How Ctrip Scales Continuous Delivery: 6000 Daily Deploys with Jenkins & K8s

1. Ctrip Continuous Delivery Overview

Ctrip manages over 8,000 applications with more than 3,000 developers, performing over 6,000 deployments daily, making continuous delivery a critical capability.

Benefits include increased efficiency by automating multi‑environment deployments, quality assurance through integrated code scans and tests, safety by reducing manual errors, tighter team collaboration via small, fast iterations, and transparent processes with unified standards and tooling.

The simplified delivery flow starts with developers pushing code, followed by scanning, unit and integration testing, version creation, packaging, deployment to test environments, automated testing, QA approval, and progressive promotion to further test stages and production.

Branch management uses a Master branch and Feature branches, visualized to expose conflicts early and allow hot‑fixes to be merged without disrupting ongoing work.

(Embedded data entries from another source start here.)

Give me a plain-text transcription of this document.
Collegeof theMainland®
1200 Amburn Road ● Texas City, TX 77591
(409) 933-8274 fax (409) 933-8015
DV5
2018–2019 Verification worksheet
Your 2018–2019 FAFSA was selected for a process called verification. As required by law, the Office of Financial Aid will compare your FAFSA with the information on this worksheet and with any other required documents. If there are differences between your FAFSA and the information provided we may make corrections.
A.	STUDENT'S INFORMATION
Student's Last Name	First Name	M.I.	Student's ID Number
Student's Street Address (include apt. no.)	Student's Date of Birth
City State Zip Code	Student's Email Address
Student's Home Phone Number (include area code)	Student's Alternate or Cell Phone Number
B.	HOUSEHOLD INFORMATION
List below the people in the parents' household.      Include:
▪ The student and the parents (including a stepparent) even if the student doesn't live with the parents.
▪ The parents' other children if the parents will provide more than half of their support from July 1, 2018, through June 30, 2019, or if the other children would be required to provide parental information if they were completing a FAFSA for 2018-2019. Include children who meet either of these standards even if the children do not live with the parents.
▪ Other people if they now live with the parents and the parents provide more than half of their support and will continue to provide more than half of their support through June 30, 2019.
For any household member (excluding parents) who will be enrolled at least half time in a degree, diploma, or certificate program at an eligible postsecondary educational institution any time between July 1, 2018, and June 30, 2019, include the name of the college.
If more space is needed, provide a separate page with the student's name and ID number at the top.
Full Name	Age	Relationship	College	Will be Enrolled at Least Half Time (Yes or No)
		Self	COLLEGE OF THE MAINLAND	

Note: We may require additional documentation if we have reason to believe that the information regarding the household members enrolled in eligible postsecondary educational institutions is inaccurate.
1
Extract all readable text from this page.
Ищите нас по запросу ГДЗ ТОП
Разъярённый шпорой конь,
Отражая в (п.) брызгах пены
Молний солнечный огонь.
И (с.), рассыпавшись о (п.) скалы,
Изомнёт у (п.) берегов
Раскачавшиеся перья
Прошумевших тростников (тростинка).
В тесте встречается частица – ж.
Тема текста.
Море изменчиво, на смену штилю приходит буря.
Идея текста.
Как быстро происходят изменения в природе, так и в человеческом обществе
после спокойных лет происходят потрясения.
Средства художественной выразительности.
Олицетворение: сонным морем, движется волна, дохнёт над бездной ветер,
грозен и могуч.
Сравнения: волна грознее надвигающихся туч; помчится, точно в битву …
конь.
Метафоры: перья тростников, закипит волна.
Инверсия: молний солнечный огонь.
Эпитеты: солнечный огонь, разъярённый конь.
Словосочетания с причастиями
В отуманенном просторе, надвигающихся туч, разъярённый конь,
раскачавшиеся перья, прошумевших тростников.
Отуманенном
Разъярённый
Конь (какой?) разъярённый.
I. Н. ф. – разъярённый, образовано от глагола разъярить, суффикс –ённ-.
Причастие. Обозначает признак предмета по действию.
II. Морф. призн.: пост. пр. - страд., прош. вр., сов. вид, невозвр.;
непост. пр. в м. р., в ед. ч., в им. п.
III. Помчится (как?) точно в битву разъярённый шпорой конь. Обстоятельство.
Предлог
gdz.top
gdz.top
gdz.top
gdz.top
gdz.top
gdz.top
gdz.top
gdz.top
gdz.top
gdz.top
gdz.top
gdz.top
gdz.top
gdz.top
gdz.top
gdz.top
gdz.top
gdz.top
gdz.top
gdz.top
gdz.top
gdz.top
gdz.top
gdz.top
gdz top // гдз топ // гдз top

Versioning goes beyond Git tags; source code is packaged into explicit versions to capture both code and environment dependencies, especially after container adoption.

Deployment evolution progressed from VM‑based single‑machine multi‑application deployments (pre‑2015) to a single‑application model, then to “fat containers” in 2016, and finally to a container‑orchestrated platform supporting VMs, containers, and bare metal across private and public clouds.

Key concepts include:

Group – a set of services exposed together, the basic deployment unit.

Pull‑in/Pull‑out – controlling traffic to a group member.

Bastion – the first verified machine in production, similar to a canary.

Ignition – successful initialization, pre‑heat, and data loading.

Batch – rolling deployment in multiple batches.

Downgrade – bypassing pull‑in/out to keep the service running during failures.

Brake – halting deployment when failure rates exceed a threshold.

Rollback – reverting to a stable version.

2. Unified Build Platform Design

The build platform, heavily based on Jenkins, provides a unified API layer for various build requests and a worker layer that schedules jobs to appropriate Jenkins masters.

Jenkins offers a rich plugin ecosystem and pipeline‑as‑code, but suffers from single‑point failures and scalability limits. Solutions include active‑passive master pairs, Keepalived virtual IPs, and running Jenkins masters on Mesos or Kubernetes, or using CloudBees.

Master scaling is addressed by splitting masters across environments, product lines, organizations, plugin sets, and access controls. Capacity estimation uses a formula based on developer count to predict the number of jobs, masters, and executors; Ctrip runs ~12,000 builds daily across >20,000 jobs.

The architecture wraps an API layer, dispatches jobs to workers, which then select suitable masters based on labels and capacity. Monitoring spans OS metrics, application availability (API, worker, Jenkins), and business‑logic metrics such as queue length and capacity thresholds.

3. Jenkins on Kubernetes Practice

Jenkins agents (slaves) are elastically scheduled on Kubernetes. Parameters like initialDelay, decay, and a threshold m control when new agents are created, balancing responsiveness and resource waste.

Workspace retention is handled by sharing a common volume between master and agents, avoiding data loss when agents are terminated. Job affinity ensures a job prefers the master where its workspace already resides.

StatefulSets manage Jenkins masters, providing stable pod identities and node affinity, while a custom CHostpath volume driver mounts shared directories to both masters and agents, improving build performance.

4. Issues and Improvements

Challenges include managing per‑environment Docker images, handling non‑standard containerized applications, and mixed‑resource utilization. Solutions involve moving configuration out of code, standardizing image builds, and enabling resource sharing across workloads.